Having fallen sharply following the ECB’s intervention, Spanish borrowing costs have inched up in recent weeks on fears that Spain’s regional governments, property market and banking system could affect Spain’s debt dynamics and make Madrid the latest target of the bond vigilantes who have taken a breather from selling euro zone peripheral bonds.

Over the weekend Mario Monti, the Italian prime minister and key ally of German Chancellor Angela Merkel warned that Spain risked re-igniting the euro zone debt crisis. "It (Spain) certainly made profound reform of the labor market but it did not pay the same attention to public finances," Monti said on Sunday, though he has since backed off that statement.

Monti’s comments are likely to be confusing to investors, but one leading economist believes Spain could find itself in trouble if it does not take more aggressive steps to restructure its economy.

Sovereign debt restructuring is avoidable but would require more radical fiscal and structural measures,” Citi Chief Economist Willem Buiter said in a research note on Wednesday.

With government, households, companies and the banks looking as if they’ve borrowed too much, according to Buiter, the the risk of Spain getting into trouble rising.

“Losses are likely to mount for the fragile undercapitalized Spanish banking system as a result of falling property prices.
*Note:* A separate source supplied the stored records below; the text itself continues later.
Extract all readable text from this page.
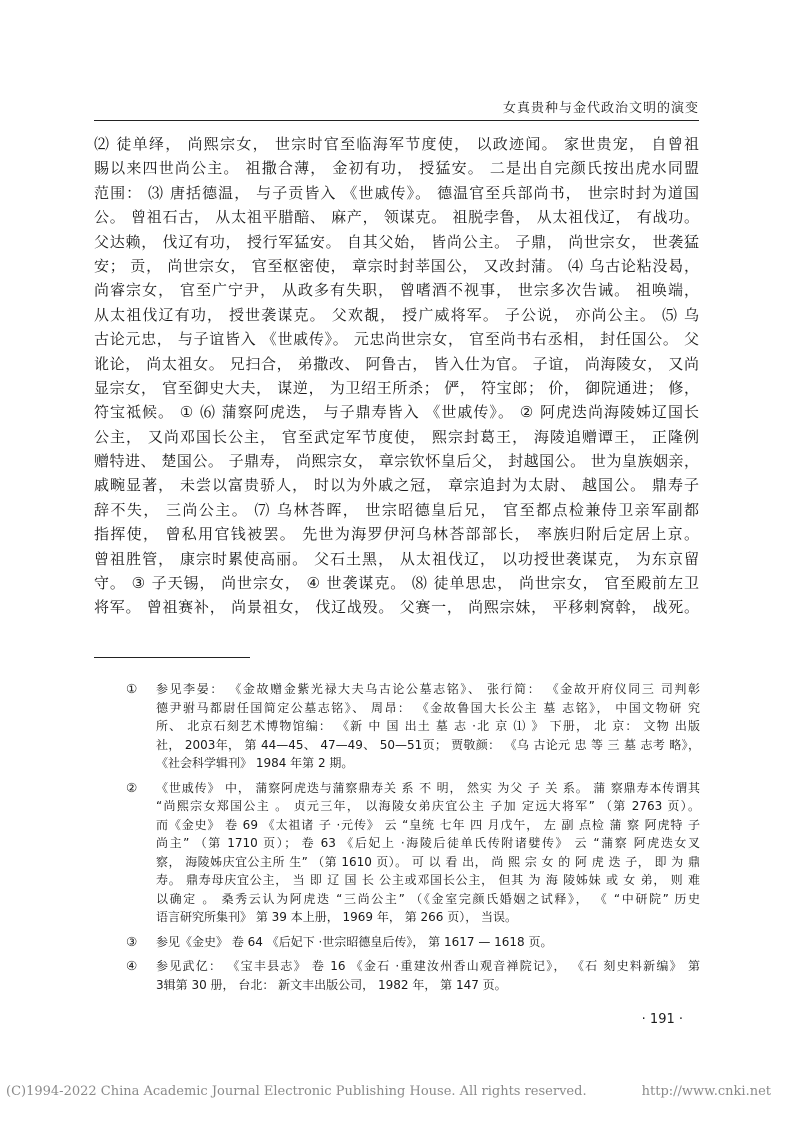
女真贵种与金代政治文明的演变
⑵ 徒单绎， 尚熙宗女， 世宗时官至临海军节度使， 以政迹闻。 家世贵宠， 自曾祖
賜以来四世尚公主。 祖撒合薄， 金初有功， 授猛安。 二是出自完颜氏按出虎水同盟
范围： ⑶ 唐括德温， 与子贡皆入 《世戚传》。 德温官至兵部尚书， 世宗时封为道国
公。 曾祖石古， 从太祖平腊醅、 麻产， 领谋克。 祖脱孛鲁， 从太祖伐辽， 有战功。
父达赖， 伐辽有功， 授行军猛安。 自其父始， 皆尚公主。 子鼎， 尚世宗女， 世袭猛
安； 贡， 尚世宗女， 官至枢密使， 章宗时封莘国公， 又改封蒲。 ⑷ 乌古论粘没曷，
尚睿宗女， 官至广宁尹， 从政多有失职， 曾嗜酒不视事， 世宗多次告诫。 祖唤端，
从太祖伐辽有功， 授世袭谋克。 父欢覩， 授广威将军。 子公说， 亦尚公主。 ⑸ 乌
古论元忠， 与子谊皆入 《世戚传》。 元忠尚世宗女， 官至尚书右丞相， 封任国公。 父
讹论， 尚太祖女。 兄扫合， 弟撒改、 阿鲁古， 皆入仕为官。 子谊， 尚海陵女， 又尚
显宗女， 官至御史大夫， 谋逆， 为卫绍王所杀； 俨， 符宝郎； 价， 御院通进； 修，
符宝祗候。 ① ⑹ 蒲察阿虎迭， 与子鼎寿皆入 《世戚传》。 ② 阿虎迭尚海陵姊辽国长
公主， 又尚邓国长公主， 官至武定军节度使， 熙宗封葛王， 海陵追赠谭王， 正隆例
赠特进、 楚国公。 子鼎寿， 尚熙宗女， 章宗钦怀皇后父， 封越国公。 世为皇族姻亲，
戚畹显著， 未尝以富贵骄人， 时以为外戚之冠， 章宗追封为太尉、 越国公。 鼎寿子
辞不失， 三尚公主。 ⑺ 乌林荅晖， 世宗昭德皇后兄， 官至都点检兼侍卫亲军副都
指挥使， 曾私用官钱被罢。 先世为海罗伊河乌林荅部部长， 率族归附后定居上京。
曾祖胜管， 康宗时累使高丽。 父石土黑， 从太祖伐辽， 以功授世袭谋克， 为东京留
守。 ③ 子天锡， 尚世宗女， ④ 世袭谋克。 ⑻ 徒单思忠， 尚世宗女， 官至殿前左卫
将军。 曾祖赛补， 尚景祖女， 伐辽战殁。 父赛一， 尚熙宗妹， 平移剌窝斡， 战死。
① 参见李晏： 《金故赠金紫光禄大夫乌古论公墓志铭》、 张行简： 《金故开府仪同三 司判彰
德尹驸马都尉任国简定公墓志铭》、 周昂： 《金故鲁国大长公主 墓 志铭》， 中国文物研 究
所、 北京石刻艺术博物馆编： 《新 中 国 出土 墓 志 ·北 京 ⑴ 》 下册， 北 京： 文物 出版
社， 2003年， 第 44—45、 47—49、 50—51页； 贾敬颜： 《乌 古论元 忠 等 三 墓 志考 略》，
《社会科学辑刊》 1984 年第 2 期。
② 《世戚传》 中， 蒲察阿虎迭与蒲察鼎寿关 系 不 明， 然实 为父 子 关 系。 蒲 察鼎寿本传谓其
“尚熙宗女郑国公主 。 贞元三年， 以海陵女弟庆宜公主 子加 定远大将军” （第 2763 页）。
而《金史》 卷 69 《太祖诸 子 ·元传》 云 “皇统 七年 四 月戊午， 左 副 点检 蒲 察 阿虎特 子
尚主” （第 1710 页）； 卷 63 《后妃上 ·海陵后徒单氏传附诸嬖传》 云 “蒲察 阿虎迭女叉
察， 海陵姊庆宜公主所 生” （第 1610 页）。 可 以 看 出， 尚 熙 宗 女 的 阿 虎 迭 子， 即 为 鼎
寿。 鼎寿母庆宜公主， 当 即 辽 国 长 公主或邓国长公主， 但其 为 海 陵姊妹 或 女 弟， 则 难
以确定 。 桑秀云认为阿虎迭 “三尚公主” （《金室完颜氏婚姻之试释》， 《 “中研院” 历史
语言研究所集刊》 第 39 本上册， 1969 年， 第 266 页）， 当误。
③ 参见《金史》 卷 64 《后妃下 ·世宗昭德皇后传》， 第 1617 — 1618 页。
④ 参见武亿： 《宝丰县志》 卷 16 《金石 ·重建汝州香山观音禅院记》， 《石 刻史料新编》 第
3辑第 30 册， 台北： 新文丰出版公司， 1982 年， 第 147 页。
· 191 ·
(C)1994-2022 China Academic Journal Electronic Publishing House. All rights reserved.	http://www.cnki.net
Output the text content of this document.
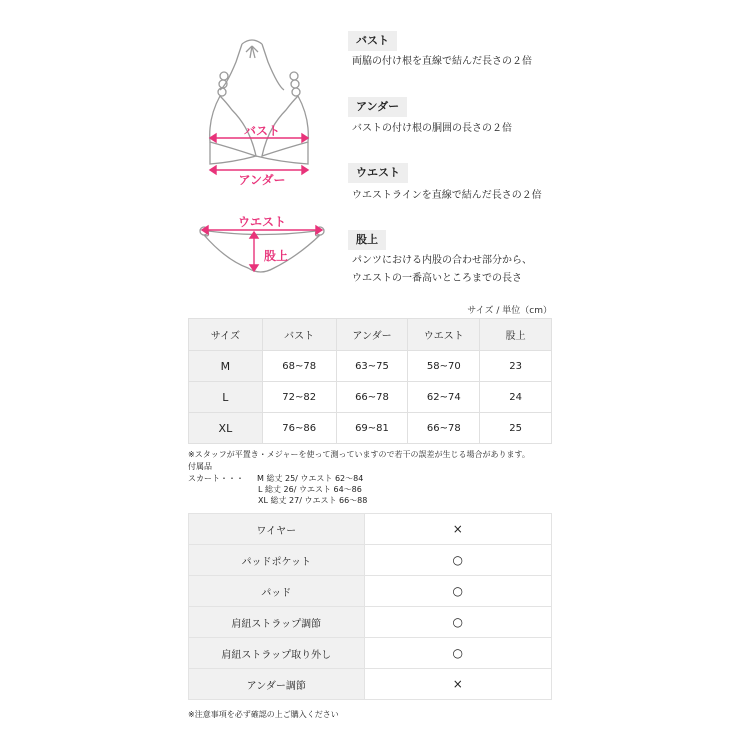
バスト
アンダー
ウエスト
股上
バスト
両脇の付け根を直線で結んだ長さの２倍
アンダー
バストの付け根の胴囲の長さの２倍
ウエスト
ウエストラインを直線で結んだ長さの２倍
股上
パンツにおける内股の合わせ部分から、
ウエストの一番高いところまでの長さ
サイズ / 単位（cm）
サイズ	バスト	アンダー	ウエスト	股上
M	68~78	63~75	58~70	23
L	72~82	66~78	62~74	24
XL	76~86	69~81	66~78	25
※スタッフが平置き・メジャーを使って測っていますので若干の誤差が生じる場合があります。
付属品
スカート・・・ M 総丈 25/ ウエスト 62～84
L 総丈 26/ ウエスト 64～86
XL 総丈 27/ ウエスト 66～88
ワイヤー	×
パッドポケット	○
パッド	○
肩紐ストラップ調節	○
肩紐ストラップ取り外し	○
アンダー調節	×
※注意事項を必ず確認の上ご購入ください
The Spanish authorities may not have the resources to adequately recapitalize their banking system,” said Buiter, who believes the new Spanish government has wasted an opportunity to cut government spending during its first 100 days in power and annoyed German officials in Berlin and at the ECB .

“We think the decision by the new government to limit the degree of pro-cyclicality in its fiscal policy was right in substance. The manner in which it was taken and announced was unlikely to have been popular in Brussels and Frankfurt,” he said.

“Spain looks likely to enter some form of a troika program this year, as a condition for further ECB support for the Spanish sovereign and/or Spanish banks,” Buiter said, making a reference to the combined effort of the International Monetary Fund , the European Commission and the ECB to at least temporarily bring confidence to markets on Greece’s financial future.

Spain's Finance Minister Luis de Guidos said Wednesday afternoon that the Citi report was "out of place."